I think that this is the biggest mental obstacle. If we believe our work is done when the specification is done, then we will fail to reach the full potential of our work. I understand that this message is inconvenient because many participants have difficulties to influence the deployment or even implementations. This is also the cause of a lot of frustration in the IETF work because person A says or writes "I went feature foo." but persons B and C then need to implement 'foo' and then deploy it. Needless to say that persons B and C are less excited about doing the work for person A. IMHO this is the root cause of many conflicts as far as I can see.

> > *: I am also including authors of protocol specifications that do not implement their own specifications.
> That's a bit cruel.

[Hannes] The IETF mission statement says that we care about "engineering quality" and "running code" then we have to figure out how we get there. As mentioned in other conversations, for me this means more use of formal methods for security protocols and implementations supporting specifications. I would also point to the need for testing but I am already now stretching the limits of what people are willing to hear...

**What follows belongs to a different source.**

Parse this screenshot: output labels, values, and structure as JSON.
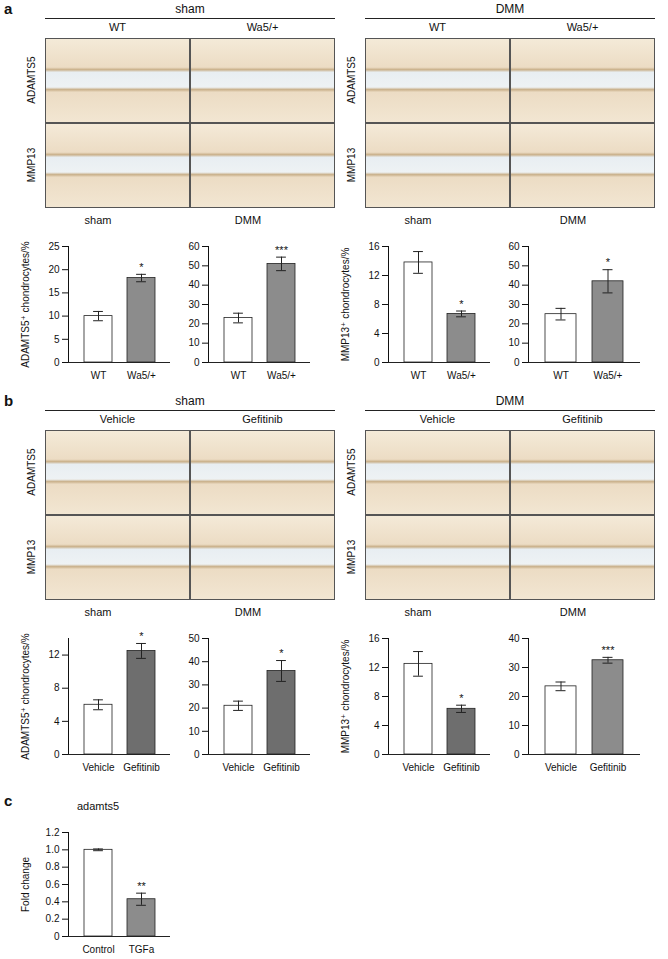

> In larger organisations, it might be totally infeasible. But again, RFC7942 is our friend.

[Hannes] As mention above, I am not asking for product-quality code. For what I am trying to accomplish, namely to feed implementation experience back into the specification work, I would already be happy to get the implementers involved. Having worked in a big telco equipment manufacturer myself I know that the implementers do not start their work until the specification is finished (or even years later). So, you would need some prototyping work while you are writing the spec. At least when I was working for this unnamed telco equipment manufacturer, developing prototypes and PoCs was in scope of my work.